Le ministère des Affaires étrangères du Qatar a annoncé la tenue, à Doha, d’une réunion consacrée à l’évaluation de la mise en œuvre du cessez-le-feu entre le gouvernement de la République démocratique du Congo et l’Alliance Fleuve Congo (AFC/M23). Les discussions s’inscrivent dans le cadre du Ceasefire Oversight and Verification Mechanism, un dispositif de supervision et de vérification de l’agahenge. Le Qatar agit comme médiateur dans les efforts visant à apaiser la crise sécuritaire, notamment dans l’est du pays.
La rencontre a réuni les deux parties autour d’une recherche conjointe de solutions durables aux violences persistantes, avec pour priorité la réduction des tensions militaires dans l’est congolais. Le ministère qatari a indiqué que Kinshasa et l’AFC/M23 avaient par ailleurs signé un document fixant les grandes lignes des thèmes à aborder et les modalités des pourparlers.

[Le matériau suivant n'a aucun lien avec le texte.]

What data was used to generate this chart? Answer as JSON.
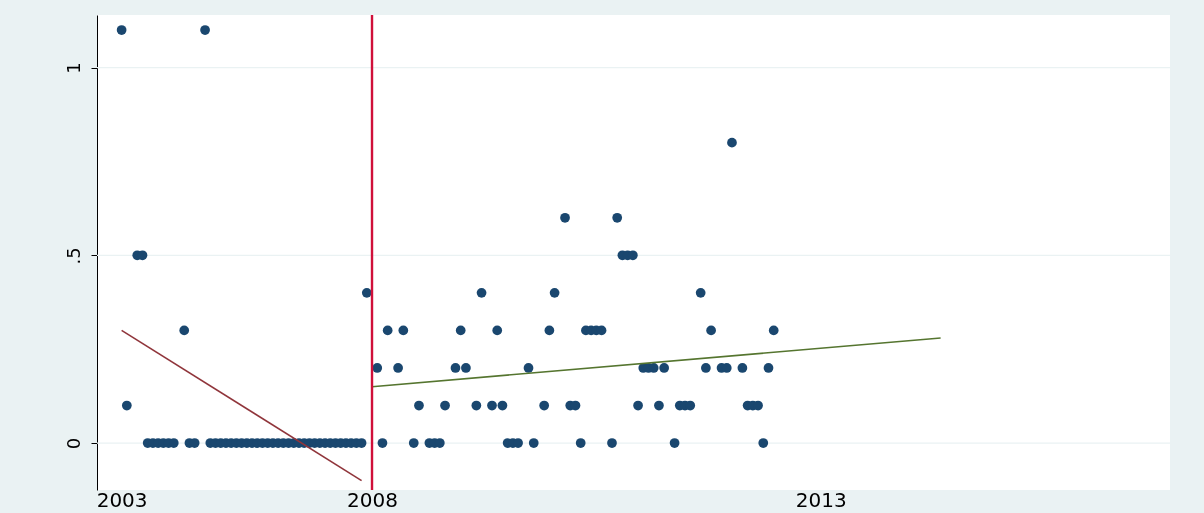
{
  "chart_data": {
    "type": "scatter",
    "categories": [
      "2003",
      null,
      null,
      null,
      null,
      null,
      null,
      null,
      null,
      null,
      null,
      null,
      null,
      null,
      null,
      null,
      null,
      null,
      null,
      null,
      null,
      null,
      null,
      null,
      null,
      null,
      null,
      null,
      null,
      null,
      null,
      null,
      null,
      null,
      null,
      null,
      null,
      null,
      null,
      null,
      null,
      null,
      null,
      null,
      null,
      null,
      null,
      null,
      "2008",
      null,
      null,
      null,
      null,
      null,
      null,
      null,
      null,
      null,
      null,
      null,
      null,
      null,
      null,
      null,
      null,
      null,
      null,
      null,
      null,
      null,
      null,
      null,
      null,
      null,
      null,
      null,
      null,
      null,
      null,
      null,
      null,
      null,
      null,
      null,
      null,
      null,
      null,
      null,
      null,
      null,
      null,
      null,
      null,
      null,
      null,
      null,
      null,
      null,
      null,
      null,
      null,
      null,
      null,
      null,
      null,
      null,
      null,
      null,
      null,
      null,
      null,
      null,
      null,
      null,
      null,
      null,
      null,
      null,
      null,
      null,
      null,
      null,
      null,
      null,
      null,
      null,
      null,
      null,
      null,
      null,
      null,
      null,
      null,
      null,
      "2013",
      null,
      null,
      null,
      null,
      null,
      null,
      null,
      null,
      null,
      null,
      null,
      null,
      null,
      null,
      null,
      null,
      null,
      null,
      null,
      null,
      null,
      null,
      null
    ],
    "ylim": [
      -0.125,
      1.14
    ],
    "yticks": [
      0,
      {
        "value": 0.5,
        "label": ".5"
      },
      1
    ],
    "grid": "y",
    "series": [
      {
        "color": "#1a476f",
        "marker": "circle",
        "values": [
          1.1,
          0.1,
          null,
          0.5,
          0.5,
          0,
          0,
          0,
          0,
          0,
          0,
          null,
          0.3,
          0,
          0,
          null,
          1.1,
          0,
          0,
          0,
          0,
          0,
          0,
          0,
          0,
          0,
          0,
          0,
          0,
          0,
          0,
          0,
          0,
          0,
          0,
          0,
          0,
          0,
          0,
          0,
          0,
          0,
          0,
          0,
          0,
          0,
          0,
          0.4,
          null,
          0.2,
          0,
          0.3,
          null,
          0.2,
          0.3,
          null,
          0,
          0.1,
          null,
          0,
          0,
          0,
          0.1,
          null,
          0.2,
          0.3,
          0.2,
          null,
          0.1,
          0.4,
          null,
          0.1,
          0.3,
          0.1,
          0,
          0,
          0,
          null,
          0.2,
          0,
          null,
          0.1,
          0.3,
          0.4,
          null,
          0.6,
          0.1,
          0.1,
          0,
          0.3,
          0.3,
          0.3,
          0.3,
          null,
          0,
          0.6,
          0.5,
          0.5,
          0.5,
          0.1,
          0.2,
          0.2,
          0.2,
          0.1,
          0.2,
          null,
          0,
          0.1,
          0.1,
          0.1,
          null,
          0.4,
          0.2,
          0.3,
          null,
          0.2,
          0.2,
          0.8,
          null,
          0.2,
          0.1,
          0.1,
          0.1,
          0,
          0.2,
          0.3,
          null,
          null,
          null,
          null,
          null,
          null,
          null,
          null,
          null,
          null,
          null,
          null,
          null,
          null,
          null,
          null,
          null,
          null,
          null,
          null,
          null,
          null,
          null,
          null,
          null,
          null,
          null,
          null,
          null,
          null,
          null,
          null
        ]
      },
      {
        "type": "line",
        "color": "#90353b",
        "values": [
          0.3,
          null,
          null,
          null,
          null,
          null,
          null,
          null,
          null,
          null,
          null,
          null,
          null,
          null,
          null,
          null,
          null,
          null,
          null,
          null,
          null,
          null,
          null,
          null,
          null,
          null,
          null,
          null,
          null,
          null,
          null,
          null,
          null,
          null,
          null,
          null,
          null,
          null,
          null,
          null,
          null,
          null,
          null,
          null,
          null,
          null,
          -0.1,
          null,
          null,
          null,
          null,
          null,
          null,
          null,
          null,
          null,
          null,
          null,
          null,
          null,
          null,
          null,
          null,
          null,
          null,
          null,
          null,
          null,
          null,
          null,
          null,
          null,
          null,
          null,
          null,
          null,
          null,
          null,
          null,
          null,
          null,
          null,
          null,
          null,
          null,
          null,
          null,
          null,
          null,
          null,
          null,
          null,
          null,
          null,
          null,
          null,
          null,
          null,
          null,
          null,
          null,
          null,
          null,
          null,
          null,
          null,
          null,
          null,
          null,
          null,
          null,
          null,
          null,
          null,
          null,
          null,
          null,
          null,
          null,
          null,
          null,
          null,
          null,
          null,
          null,
          null,
          null,
          null,
          null,
          null,
          null,
          null,
          null,
          null,
          null,
          null,
          null,
          null,
          null,
          null,
          null,
          null,
          null,
          null,
          null,
          null,
          null,
          null,
          null,
          null,
          null,
          null,
          null,
          null,
          null,
          null,
          null,
          null
        ]
      },
      {
        "type": "line",
        "color": "#55752f",
        "values": [
          null,
          null,
          null,
          null,
          null,
          null,
          null,
          null,
          null,
          null,
          null,
          null,
          null,
          null,
          null,
          null,
          null,
          null,
          null,
          null,
          null,
          null,
          null,
          null,
          null,
          null,
          null,
          null,
          null,
          null,
          null,
          null,
          null,
          null,
          null,
          null,
          null,
          null,
          null,
          null,
          null,
          null,
          null,
          null,
          null,
          null,
          null,
          null,
          0.15,
          null,
          null,
          null,
          null,
          null,
          null,
          null,
          null,
          null,
          null,
          null,
          null,
          null,
          null,
          null,
          null,
          null,
          null,
          null,
          null,
          null,
          null,
          null,
          null,
          null,
          null,
          null,
          null,
          null,
          null,
          null,
          null,
          null,
          null,
          null,
          null,
          null,
          null,
          null,
          null,
          null,
          null,
          null,
          null,
          null,
          null,
          null,
          null,
          null,
          null,
          null,
          null,
          null,
          null,
          null,
          null,
          null,
          null,
          null,
          null,
          null,
          null,
          null,
          null,
          null,
          null,
          null,
          null,
          null,
          null,
          null,
          null,
          null,
          null,
          null,
          null,
          null,
          null,
          null,
          null,
          null,
          null,
          null,
          null,
          null,
          null,
          null,
          null,
          null,
          null,
          null,
          null,
          null,
          null,
          null,
          null,
          null,
          null,
          null,
          null,
          null,
          null,
          null,
          null,
          null,
          null,
          null,
          null,
          0.28
        ]
      }
    ],
    "ref_lines": [
      {
        "axis": "x",
        "value": "2008",
        "color": "#d0103a"
      }
    ]
  }
}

Ce texte a été entériné par la Conférence internationale sur la région des Grands Lacs (CIRGL/ICGLR).
Selon la même source, les deux camps ont réaffirmé leur engagement à consolider le cessez-le-feu, conformément aux principes et accords paraphés le 15 novembre 2025 à Doha, qui prévoyaient l’arrêt des hostilités et l’ouverture d’un processus de paix.
Dans un communiqué publié dans la nuit du 2 février 2026, le ministère qatari a déclaré : « Les deux parties ont confirmé leur volonté de mettre pleinement en œuvre l’ensemble des engagements convenus, en soutien aux accords de paix. »
La réunion s’est tenue en présence d’observateurs des États-Unis et de l’Union africaine (UA), ainsi que du Togo, désigné médiateur au niveau de l’UA. Y ont également pris part des représentants de la MONUSCO et de la CIRGL.
Les participants ont procédé à une analyse approfondie de la situation sécuritaire en RDC, identifiant les obstacles persistants à l’instauration d’une paix durable dans l’est du pays. Ils ont souligné la nécessité de mesures concrètes pour améliorer les mécanismes de contrôle et de partage d’informations, essentiels à la consolidation du cessez-le-feu.
Les échanges ont aussi porté sur les dispositifs mis en place par la MONUSCO et la CIRGL pour vérifier le respect de l’agahenge. Il a été décidé de renforcer ces mécanismes afin d’accroître l’efficacité des opérations de maintien de la paix dans une région longtemps éprouvée par les conflits. À cet effet, la MONUSCO a été invitée à déployer des troupes dans la ville d’Uvira, afin de superviser la mise en œuvre du cessez-le-feu et d’établir des canaux de communication facilitant les activités de vérification.
Pour rappel, l’AFC/M23 avait annoncé le 10 décembre 2025 avoir pris le contrôle d’Uvira, avant de se retirer le 17 janvier 2026. Le mouvement affirme que ce retrait répondait à une demande de la communauté internationale, réitérant que son objectif principal demeure la promotion de la paix, tout en accusant le gouvernement congolais de privilégier une option militaire.